Working groups meet regularly and receive funding to coordinate these research efforts. To join a CSSN working group, CSSN members can contact the working group chairs listed at the top of each page.
This working group will bring together scholars from different disciplines, methodologies, and geographical locations to grapple with questions of discourse, power, and climate politics. We will analyze the role of media and other institutions in amplifying patterns of discourse that impede comprehensive and equitable responses to the climate crisis.
For over three decades, there has been a well-documented effort to obstruct climate action through the promulgation of climate misinformation. Its institutional makeup has been the topic of sporadic academic research. This working group aims to conduct a global study of this network.
Global South countries across the globe have markedly different endowments and dependencies on different natural resources. This working group will bring together scholars from different disciplines, methodologies, and geographical locations to focus on patterns of obstruction, exploitation, and repression in climate struggles in the Global South.
The Geoengineering Working Group of the Climate Social Science Network brings together scholars focused on the politics of geoengineering technologies. These technologies pose a range of novel questions for climate policy and climate justice.
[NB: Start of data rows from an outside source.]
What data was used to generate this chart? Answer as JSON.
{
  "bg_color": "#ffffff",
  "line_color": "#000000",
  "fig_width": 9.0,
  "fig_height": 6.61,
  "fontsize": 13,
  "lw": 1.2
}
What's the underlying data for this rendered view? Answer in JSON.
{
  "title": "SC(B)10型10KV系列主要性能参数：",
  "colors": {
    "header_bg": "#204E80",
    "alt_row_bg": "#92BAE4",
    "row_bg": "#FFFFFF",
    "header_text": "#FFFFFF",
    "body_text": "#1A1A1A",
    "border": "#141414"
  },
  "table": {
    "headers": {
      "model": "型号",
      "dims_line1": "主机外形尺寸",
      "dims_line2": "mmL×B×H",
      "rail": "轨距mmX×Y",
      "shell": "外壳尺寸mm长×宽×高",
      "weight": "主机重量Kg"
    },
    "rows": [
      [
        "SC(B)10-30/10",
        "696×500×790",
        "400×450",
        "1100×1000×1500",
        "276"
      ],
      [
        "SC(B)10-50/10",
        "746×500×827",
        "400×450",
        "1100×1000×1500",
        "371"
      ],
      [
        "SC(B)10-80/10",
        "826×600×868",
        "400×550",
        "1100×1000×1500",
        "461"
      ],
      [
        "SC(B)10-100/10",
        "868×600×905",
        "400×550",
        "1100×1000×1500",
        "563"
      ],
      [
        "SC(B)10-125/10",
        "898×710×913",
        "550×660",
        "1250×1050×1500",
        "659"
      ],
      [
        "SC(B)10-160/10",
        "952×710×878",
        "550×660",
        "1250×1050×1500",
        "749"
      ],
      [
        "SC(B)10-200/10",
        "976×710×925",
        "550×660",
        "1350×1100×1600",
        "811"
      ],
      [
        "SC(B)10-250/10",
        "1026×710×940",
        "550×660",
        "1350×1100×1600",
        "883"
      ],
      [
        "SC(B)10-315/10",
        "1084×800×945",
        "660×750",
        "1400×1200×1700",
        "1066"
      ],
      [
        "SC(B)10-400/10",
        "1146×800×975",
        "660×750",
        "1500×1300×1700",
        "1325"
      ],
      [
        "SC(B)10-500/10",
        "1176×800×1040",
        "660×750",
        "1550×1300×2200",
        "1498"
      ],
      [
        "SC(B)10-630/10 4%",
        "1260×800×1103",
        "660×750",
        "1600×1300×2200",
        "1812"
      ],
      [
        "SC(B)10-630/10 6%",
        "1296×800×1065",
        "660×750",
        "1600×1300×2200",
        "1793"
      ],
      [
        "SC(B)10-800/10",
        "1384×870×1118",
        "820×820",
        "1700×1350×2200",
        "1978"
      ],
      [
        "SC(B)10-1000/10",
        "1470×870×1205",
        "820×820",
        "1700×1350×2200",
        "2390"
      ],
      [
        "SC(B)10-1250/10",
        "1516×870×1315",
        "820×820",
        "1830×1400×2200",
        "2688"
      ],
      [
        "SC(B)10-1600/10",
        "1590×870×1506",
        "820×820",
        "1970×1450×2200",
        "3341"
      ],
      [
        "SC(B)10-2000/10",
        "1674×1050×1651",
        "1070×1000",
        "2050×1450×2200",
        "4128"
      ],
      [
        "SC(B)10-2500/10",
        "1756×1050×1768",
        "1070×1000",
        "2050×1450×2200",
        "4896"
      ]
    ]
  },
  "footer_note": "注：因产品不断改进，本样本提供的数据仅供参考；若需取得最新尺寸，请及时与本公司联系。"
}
This working group aims to analyze and challenge the ways in which geoengineering technologies are being or could be deployed to enable climate delay and obstruction.
There is an expanding global effort to hold corporations and governments accountable for their actions in failing to address climate change. This working group focuses on the research related to the ongoing effort to uncover institutional actions to obstruct climate action and the nature of climate litigation efforts.
Stalemate at the federal level has led the 50 U.S. states to innovate climate policy, but initial gains are being increasingly resisted by private interests who stand to lose with the transition away from fossil fuels. This working group brings together researchers with diverse approaches to diverse states to develop comparative insights and improve methodology.
This working group will bring together scholars from different disciplines, methodologies, and geographical locations to grapple with questions of greenwashing and the role of PR in driving climate change. We will analyze the role and strategies of PR, corporates, NGOs, governments and other institutions in amplifying patterns of delaying real actions to the climate crisis.
Fossil fuel companies have joined other special interest groups in influencing academic research and other activities at universities in the United States and other Anglophone settler societies such as Canada and Australia. This Working Group examines the scope of this influence, its direct consequences for researchers, universities, and knowledge production, and indirect consequences for democratic governance and climate change action.
It is increasingly clear that net-zero is being used by different actors in ways that lead to delay or obstruction through ambiguity and deliberate misinformation. The CSSN working group on “net-zero” aims to track, explain, and analyze how net-zero relates to climate delay and obstruction, particularly the associated complexity and ambiguity involving policy, finance, and projects, as well as anti-net-zero partisanship from the right.
Continuing business-as-usual in emissions-intensive food production is not an option. Improving understanding of how agriculture, fisheries, and aquaculture companies are obstructing meaningful policy reforms is necessary to shape effective strategies to combat them. This CSSN working group brings together scholars from different disciplines to analyze the role and strategies of agribusiness in delaying climate action.
This working group identifies, synthesises and promotes effective strategies and tools to overcome climate obstruction across different sectors and scales, bridging scholarship on obstruction with research focused on advancing a just transition. We do so by developing, collecting, and sharing knowledge from across CSSN and by conducting original research about diverse strategies and efforts to counteract obstruction.
The non-democratic states differ in their sizes, geographical vulnerabilities, economic priorities and a range of social problems but they all have in common a noticeable restrictive presence of the state in all areas of life including climate change related policies and civil society actions (or a lack of them). The group’s missions are to explore the ways authoritarian and non-democratic states impact climate obstruction and to understand whether the political system itself can be an agent of obstruction.
The Nationalism and Climate Obstruction Working Group focuses and coordinates transdisciplinary research at the intersection of nationalism and climate policy and politics. The working group pays particular attention to the way nationalism informs and permeates the institutions and policies of countries whose populations are, and will be increasingly, affected by climate impacts.